Axioms are important, you've got to be very careful with them! If you go
around adding axioms at the drop of a hat it's a waste of time to prove
anything because even if you are successful all you'll know is that there
is a proof in a crappy logical system, you still will have no idea if it's
true or not. For example, suppose you added the Goldbach Conjecture as a
axiom and then a computer found a even integer greater than 4 that is not
the sum of  primes greater than 2, it would be a disaster, everything
you've proved under that system would be nonsense. Axioms are supposed to
be simple and self evidently true and Goldbach is not.

> e.g. the continuum hypothesis within ZFC.
>

In 1940 Kurt Godel himself proved that if you add the continuum hypothesis
to standard Zermelo-Fraenkel Set Theory you will get no contradictions.
Then in 1962 Paul Cohen proved that if you add the NEGATION of the
Continuum Hypothesis to standard set theory you won't get contradictions
either. Together Godel and Cohen proved that the ability to come up with a
proof of the Continuum Hypothesis depends on the version of set theory
used.  We were lucky with the Continuum Hypothesis, we know it's unprovable
under Zermelo-Fraenkel so nobody spins their wheels trying to prove or
disprove it, but not all unprovable statements are like that, Turing tells
us that there are a infinite number of propositions that are unprovable
that we can never know are unprovable.

> Are there any explicitly known arithmetic propositions which must be true
> or false under Peanao's axioms, but which are known to be unprovable?
>

I think you mean propositions about numbers that are true but cannot be
shown to be true with Peano, if they are true or false under Peanao (and
not true AND false!) then they are not unprovable.

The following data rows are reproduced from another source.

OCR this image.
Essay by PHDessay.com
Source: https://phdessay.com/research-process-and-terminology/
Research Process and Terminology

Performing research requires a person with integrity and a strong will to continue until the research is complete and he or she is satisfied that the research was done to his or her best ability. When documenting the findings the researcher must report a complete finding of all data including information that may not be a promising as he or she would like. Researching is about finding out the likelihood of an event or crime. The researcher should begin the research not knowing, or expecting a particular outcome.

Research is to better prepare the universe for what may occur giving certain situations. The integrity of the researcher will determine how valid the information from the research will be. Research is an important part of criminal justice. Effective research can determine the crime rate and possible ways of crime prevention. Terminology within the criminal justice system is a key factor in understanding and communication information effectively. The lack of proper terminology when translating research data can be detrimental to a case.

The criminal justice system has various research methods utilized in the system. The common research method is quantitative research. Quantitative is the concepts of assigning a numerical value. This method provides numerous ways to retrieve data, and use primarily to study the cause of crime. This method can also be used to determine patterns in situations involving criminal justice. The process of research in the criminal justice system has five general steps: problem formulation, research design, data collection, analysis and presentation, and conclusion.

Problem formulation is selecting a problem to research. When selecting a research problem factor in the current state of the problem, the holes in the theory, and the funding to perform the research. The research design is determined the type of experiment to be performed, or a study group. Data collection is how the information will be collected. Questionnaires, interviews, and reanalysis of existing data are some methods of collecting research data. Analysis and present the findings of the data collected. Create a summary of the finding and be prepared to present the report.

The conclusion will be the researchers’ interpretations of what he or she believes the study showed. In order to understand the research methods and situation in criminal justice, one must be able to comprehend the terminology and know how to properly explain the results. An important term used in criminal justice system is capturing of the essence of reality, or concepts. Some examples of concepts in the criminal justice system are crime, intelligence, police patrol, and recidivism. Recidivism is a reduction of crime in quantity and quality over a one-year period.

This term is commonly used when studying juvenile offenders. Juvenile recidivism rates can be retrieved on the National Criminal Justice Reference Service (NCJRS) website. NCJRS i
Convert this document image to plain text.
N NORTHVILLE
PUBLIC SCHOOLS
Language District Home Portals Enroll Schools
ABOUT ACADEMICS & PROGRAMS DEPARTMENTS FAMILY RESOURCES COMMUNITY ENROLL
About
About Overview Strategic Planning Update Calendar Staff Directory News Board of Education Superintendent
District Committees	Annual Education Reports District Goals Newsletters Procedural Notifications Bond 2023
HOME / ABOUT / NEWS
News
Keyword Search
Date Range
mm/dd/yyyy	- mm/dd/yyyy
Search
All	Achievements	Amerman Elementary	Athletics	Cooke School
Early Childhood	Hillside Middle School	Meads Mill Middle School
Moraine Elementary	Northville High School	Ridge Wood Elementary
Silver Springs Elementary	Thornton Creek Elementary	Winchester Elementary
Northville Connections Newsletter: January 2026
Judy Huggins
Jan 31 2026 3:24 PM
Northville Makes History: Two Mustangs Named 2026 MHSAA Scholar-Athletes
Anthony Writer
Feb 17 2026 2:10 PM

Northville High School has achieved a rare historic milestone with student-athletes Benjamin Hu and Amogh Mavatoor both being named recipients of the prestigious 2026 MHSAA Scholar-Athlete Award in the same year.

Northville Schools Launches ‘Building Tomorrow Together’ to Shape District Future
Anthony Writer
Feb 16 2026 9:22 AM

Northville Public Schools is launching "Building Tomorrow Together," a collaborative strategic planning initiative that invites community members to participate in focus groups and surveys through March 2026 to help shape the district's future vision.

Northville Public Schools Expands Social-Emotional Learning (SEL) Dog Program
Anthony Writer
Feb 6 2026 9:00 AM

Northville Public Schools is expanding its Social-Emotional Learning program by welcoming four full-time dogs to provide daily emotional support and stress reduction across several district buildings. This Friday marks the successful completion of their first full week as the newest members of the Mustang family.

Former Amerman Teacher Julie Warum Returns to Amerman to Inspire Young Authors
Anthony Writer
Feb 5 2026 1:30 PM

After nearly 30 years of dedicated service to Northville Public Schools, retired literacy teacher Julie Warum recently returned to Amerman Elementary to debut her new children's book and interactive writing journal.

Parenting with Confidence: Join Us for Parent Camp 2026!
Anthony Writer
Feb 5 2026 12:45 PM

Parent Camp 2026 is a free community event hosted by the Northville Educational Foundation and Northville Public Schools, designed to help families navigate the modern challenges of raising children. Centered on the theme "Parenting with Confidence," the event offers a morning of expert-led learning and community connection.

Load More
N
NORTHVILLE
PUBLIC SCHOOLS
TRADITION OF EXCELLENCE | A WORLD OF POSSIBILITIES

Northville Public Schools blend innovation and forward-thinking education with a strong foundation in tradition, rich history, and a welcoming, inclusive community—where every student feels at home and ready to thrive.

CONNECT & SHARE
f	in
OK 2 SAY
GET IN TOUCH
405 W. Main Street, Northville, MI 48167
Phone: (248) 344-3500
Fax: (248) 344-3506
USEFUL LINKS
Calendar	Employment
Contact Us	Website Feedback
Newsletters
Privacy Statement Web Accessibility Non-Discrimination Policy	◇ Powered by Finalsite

We know from Godel there
must be a infinite number of such statements and we know from Turing there
is no surefire way of detecting them all, and that's what makes them so
dangerous, they are a endless time sink. And in fact although they are
infinite in number as far as I know nobody has been able to point to a
single one. So maybe trying to prove or disprove Goldbach is utterly
pointless and maybe it is not, there is no way to know.